The middle of the trip saw us arrive into Kochkor, which is where we had our ‘homestay’, and therefore a bed and the one shower of the trip, which was a real treat. The homestay is where you stay with a local family in their house, and where they cook your evening meal and breakfast for you – and to say the food was delicious is an understatement! Following the homestay we were treated once again to a stunning day of driving through a valley and slowly making our way up to Lake Song Kol, where we even had a quick photoshoot with some yaks! As we decended towards the lake, it reminded me of the Ngorongoro Crater in Tanazania, but rather than seeing herds of wildebeest, I was looking at hundreds of herds of horses, with the odd sheep and donkey scattered in! This was going to be our set up for the next three nights, a beutifully decorated yurt near the lakes edge. To me this place was just perfect, as the sunsets were glorious, and I would fall asleep and wake up to the sound of galloping horses close by. Having never ridden properly in my life, I decided this was the place to do it – and I was very pleased & relieved to see that my horse was rather docile! This provided lots of entertainment, as my horse took me on the route it wanted to go, rather than where the rest of the group were going (but somehow we made it back to the yurt)! Grace our tour leader also arranged a game of Ulak Tartysh (a Kyrgy version of polo!), where a lamb is killed and then the body is hitched under the leg of a rider and they have to get this to a goal on the ground. It is a great game to watch, where you get to witness the incredible horsemanship skills of the Kyrgy people, and it became a real social event where other locals rode over and ended up joining in, and continuing the game long in to the afternoon.

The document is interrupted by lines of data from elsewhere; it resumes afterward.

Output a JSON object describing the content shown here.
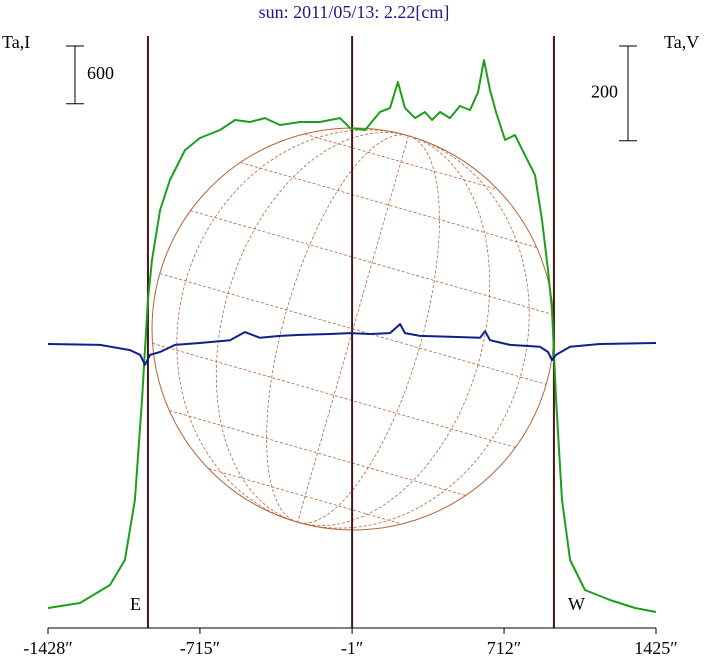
{
  "chart_data": {
    "type": "line",
    "title": "sun: 2011/05/13: 2.22[cm]",
    "y_label": "Ta,I",
    "y2_label": "Ta,V",
    "xlim": [
      -1428,
      1425
    ],
    "xticks": [
      {
        "value": -1428,
        "label": "-1428″"
      },
      {
        "value": -715,
        "label": "-715″"
      },
      {
        "value": -1,
        "label": "-1″"
      },
      {
        "value": 712,
        "label": "712″"
      },
      {
        "value": 1425,
        "label": "1425″"
      }
    ],
    "ylim": [
      0,
      6000
    ],
    "y2lim": [
      -570,
      650
    ],
    "scale_bar_y": 600,
    "scale_bar_y2": 200,
    "vlines": [
      -959,
      -1,
      946
    ],
    "limb_labels": [
      "E",
      "W"
    ],
    "series": [
      {
        "color": "#1aa01a",
        "x": [
          -1428,
          -1278,
          -1137,
          -1067,
          -1020,
          -987,
          -959,
          -940,
          -902,
          -856,
          -785,
          -715,
          -621,
          -550,
          -480,
          -410,
          -339,
          -245,
          -152,
          -58,
          -11,
          60,
          130,
          177,
          214,
          247,
          294,
          341,
          374,
          412,
          458,
          505,
          552,
          590,
          618,
          646,
          674,
          717,
          763,
          810,
          857,
          890,
          918,
          937,
          956,
          984,
          1022,
          1092,
          1209,
          1327,
          1425
        ],
        "values": [
          62,
          114,
          301,
          561,
          1183,
          2221,
          3259,
          3675,
          4194,
          4505,
          4816,
          4941,
          5024,
          5128,
          5107,
          5148,
          5076,
          5107,
          5107,
          5148,
          5045,
          5024,
          5211,
          5252,
          5522,
          5252,
          5148,
          5211,
          5128,
          5211,
          5148,
          5273,
          5232,
          5418,
          5750,
          5439,
          5211,
          4920,
          4972,
          4764,
          4557,
          4090,
          3571,
          3156,
          2221,
          1183,
          561,
          249,
          145,
          62,
          21
        ]
      },
      {
        "color": "#10208a",
        "axis": "y2",
        "x": [
          -1428,
          -1184,
          -1043,
          -996,
          -973,
          -949,
          -902,
          -832,
          -715,
          -574,
          -504,
          -433,
          -339,
          -245,
          -105,
          -11,
          83,
          177,
          224,
          247,
          318,
          458,
          599,
          623,
          646,
          740,
          881,
          918,
          937,
          956,
          1022,
          1162,
          1425
        ],
        "values": [
          0,
          -2,
          -13,
          -23,
          -44,
          -23,
          -17,
          -2,
          2,
          8,
          25,
          13,
          17,
          19,
          21,
          23,
          21,
          23,
          42,
          23,
          17,
          15,
          13,
          27,
          8,
          -2,
          -6,
          -17,
          -34,
          -23,
          -6,
          0,
          2
        ]
      }
    ]
  }
}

We all felt a bit sad to be leaving Song Kol, but we were in for a lovely suprise, our descent was on the other side of the lake, with views that just had to be seen to be believed – so hopefully the picture of the extreme flapping does it some justice! Making our way through mountain passes we made it to Tash-Rabat, which is a caravanserai in really great condition, and our tour leader and driver both agreed it was the best along the Silk Route that they had seen, so something not to be missed. Heading back towards Bishkek my spirits dropped as the trip was coming to an end, but luckily we did have time to visit and climb up Burana Tower, a 24m tall minaret which is all that is left of a once thriving city – but now gives you a chance to see the views all around and a moment to take in all that we had seen.